The boy's name is James. His brother is gone, off for some war he can't understand. His parents are missing; his hands are bloody from clawing through concrete rubbles in a futile search for them. He wants them here, with him, to take care of him. But no one comes. So he is alone, lying on the ground.

And he can't dream. James wants too; he wants desperately to sleep, to forget, wants the Sandman to come and sprinkle sleep over him. But every sense of his seems to be hyper-alert. He can hear the wind blowing through the ruins, and can smell the scent of burning and charred flesh, and he can feel every mote of the chill air that he breathes, stabbing into his lungs and throat.

He hears something. Footsteps. James gets up, weakly; he looks over to the sound of the intruder's footsteps, the sound of rubber sandals flip-flopping against the hard ground.

"Hey, kid." The intruder says. He is tall, and skinny.

James does not answer. For a moment, he had thought that his brother, or his parents, had come to get him.

"Hey, kid. Get up- you're gonna die there." The intruder comes closer. James does not answer. He curls up even tighter.

The sound of footsteps, coming closer. Then-

"Ow!"

"Well, you aren't dead after all." The intruder kicks James again, this time on the buttocks. "Come on. Get up."

James stands weakly, but falls again when the intruder pushes him back to the ground with his foot. "Faster, kid. You gotta be faster, if you wanna hang with me."

James wants to protest. He doesn't want to hang with the stranger. But he does not say anything, and simply tries to get up again.

Again, he is pushed back to the ground. "Faster, kid."

James tries to roll away from the stranger's foot. He is too slow. Kicks thud into his body. "Hey, lardass, get up! I've got no patience for this kind of shit. I've got some food for you, if y'want it."

Food. The word echoes in James' mind. Food.

This time, he gets up, while grabbing the stranger's incoming foot with both hands.

The stranger laughs. "Good, kid. You're learning."

James stands. He is as tall as the stranger's chest. The stranger motions for James to follow as he walks away. "Let's go, kid."

James follows, one word echoing through his mind: food. The stranger walks in long, swift strides. James can't keep up with him, unless his jogs. Soon, James' breath is ragged and gasping, as he jogs limpidly alongside the stranger.

The stranger halts. James stops beside him, feeling like he was about to collapse. Two days' worth of starvation has sapped his strength.

"What's your name, anyhow?" The stranger asks, disinterestedly.

James can't answer the question for some time, as he waits to catch his breath. When he finally feels that his chest won't collapse inwards from the exercise, he answers, "James."

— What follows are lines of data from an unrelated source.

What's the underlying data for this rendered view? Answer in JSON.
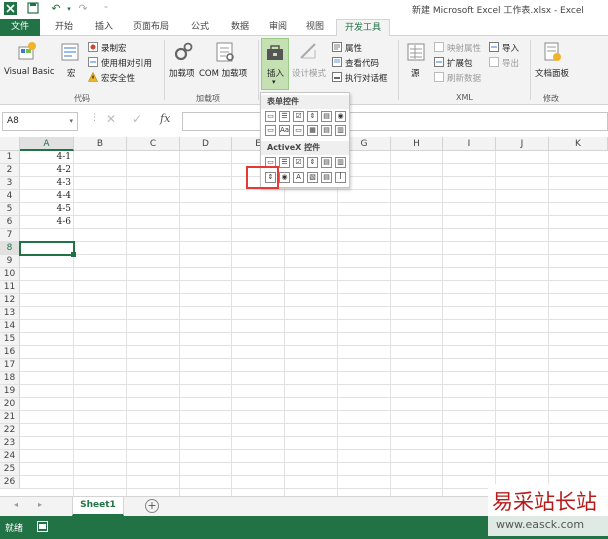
{
  "window": {
    "title": "新建 Microsoft Excel 工作表.xlsx - Excel"
  },
  "tabs": [
    {
      "label": "文件",
      "type": "file"
    },
    {
      "label": "开始",
      "type": "normal"
    },
    {
      "label": "插入",
      "type": "normal"
    },
    {
      "label": "页面布局",
      "type": "normal"
    },
    {
      "label": "公式",
      "type": "normal"
    },
    {
      "label": "数据",
      "type": "normal"
    },
    {
      "label": "审阅",
      "type": "normal"
    },
    {
      "label": "视图",
      "type": "normal"
    },
    {
      "label": "开发工具",
      "type": "active"
    }
  ],
  "ribbon": {
    "code": {
      "group_label": "代码",
      "visual_basic": "Visual Basic",
      "macro": "宏",
      "record_macro": "录制宏",
      "relative_ref": "使用相对引用",
      "macro_security": "宏安全性"
    },
    "addins": {
      "group_label": "加载项",
      "addins": "加载项",
      "com_addins": "COM 加载项"
    },
    "controls": {
      "insert": "插入",
      "design_mode": "设计模式",
      "properties": "属性",
      "view_code": "查看代码",
      "run_dialog": "执行对话框"
    },
    "xml": {
      "group_label": "XML",
      "source": "源",
      "map_props": "映射属性",
      "expansion": "扩展包",
      "refresh": "刷新数据",
      "import": "导入",
      "export": "导出"
    },
    "modify": {
      "group_label": "修改",
      "doc_panel": "文档面板"
    }
  },
  "dropdown": {
    "form_controls": "表单控件",
    "activex_controls": "ActiveX 控件"
  },
  "namebox": {
    "value": "A8"
  },
  "formula": {
    "fx": "fx"
  },
  "columns": [
    "A",
    "B",
    "C",
    "D",
    "E",
    "F",
    "G",
    "H",
    "I",
    "J",
    "K"
  ],
  "rows": [
    "1",
    "2",
    "3",
    "4",
    "5",
    "6",
    "7",
    "8",
    "9",
    "10",
    "11",
    "12",
    "13",
    "14",
    "15",
    "16",
    "17",
    "18",
    "19",
    "20",
    "21",
    "22",
    "23",
    "24",
    "25",
    "26"
  ],
  "cells_a": [
    "4-1",
    "4-2",
    "4-3",
    "4-4",
    "4-5",
    "4-6"
  ],
  "selected_cell": "A8",
  "sheets": [
    "Sheet1"
  ],
  "status": {
    "ready": "就绪"
  },
  "watermark": {
    "line1": "易采站长站",
    "line2": "www.easck.com"
  },
  "colors": {
    "accent": "#217346",
    "highlight": "#e53935"
  }
}
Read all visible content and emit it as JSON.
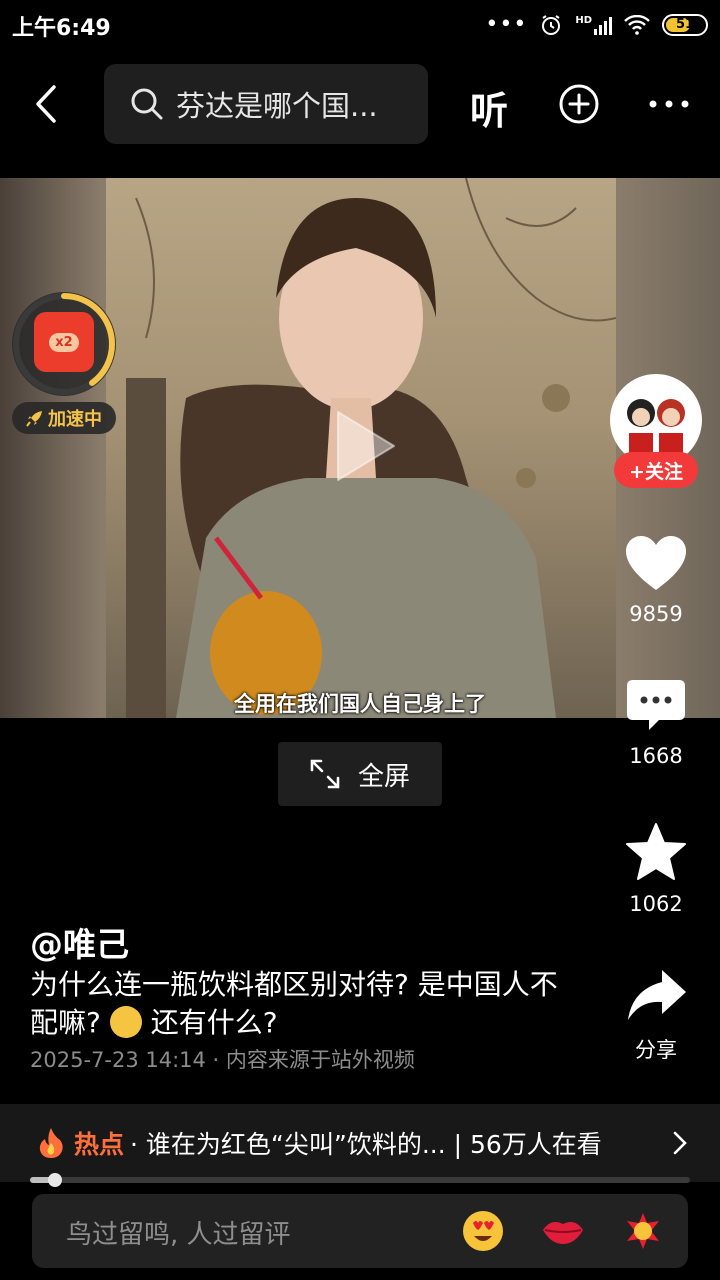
{
  "status_bar": {
    "time": "上午6:49",
    "signal": "HD",
    "battery": "51"
  },
  "top_nav": {
    "search_text": "芬达是哪个国...",
    "listen_label": "听"
  },
  "video": {
    "subtitle": "全用在我们国人自己身上了"
  },
  "reward": {
    "multiplier": "x2",
    "label": "加速中",
    "progress": 0.4
  },
  "author_panel": {
    "follow_label": "+关注"
  },
  "actions": {
    "likes": "9859",
    "comments": "1668",
    "favorites": "1062",
    "share_label": "分享"
  },
  "fullscreen": {
    "label": "全屏"
  },
  "post": {
    "author": "@唯己",
    "description_part1": "为什么连一瓶饮料都区别对待? 是中国人不配嘛?",
    "description_part2": "还有什么?",
    "meta": "2025-7-23 14:14 · 内容来源于站外视频"
  },
  "hot": {
    "label": "热点",
    "text": "· 谁在为红色“尖叫”饮料的... | 56万人在看"
  },
  "playback": {
    "progress": 0.038
  },
  "comment": {
    "placeholder": "鸟过留鸣, 人过留评"
  },
  "colors": {
    "accent_red": "#f23a3a",
    "hot_orange": "#ff6f3c",
    "reward_gold": "#f4c34a"
  }
}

The stranger laughs. "Thought you'd hi-fur-van-tee-lated, James. Well, the names Henry." The stranger, or Henry, thrusts his hand out towards James. The boy grabs it, and shakes; Henry's hand is oddly smooth, and snake-skin dry.

"Well, let's get on with it, shall we?" Henry says. "I got some cans back at the place, kid. Ravioli."

Ravioli. Saliva begins to form in James' mouth. Ravioli. Chef Boyardee was still up and running.

As Henry takes off, so does James, dreaming of raviolis.

The food was good. Really good. The first time I ate over at Henry's, the canned Italian cuisine pretty much melted inside my mouth, and it was sweet, very sweet. Although Henry stopped me from eating too much, saying that stuffing myself like that after two days of eating nothing would kill me, I ate on anyways, stuffing watery sauce and limp raviolis into my mouth.

Of course, I threw it all up afterwards, and Henry beat me up saying that I was an idiot and that he was an idiot for bringing me here with him. I tried to clean it up, but the basement Henry was 'refugeeing' in always stank of vomit after that, until at last we got used to the smell.

Even though Henry, as I know now, was a Covenant, he was... nice. Human. More human than most people I met later, or would hear about; many little kids orphaned were taken in by pedophiles and brothels, and used. I was lucky, in a way.

That question still bumps around in my mind: what was Henry? Just another Elite? He stayed with me for years. I think he became human.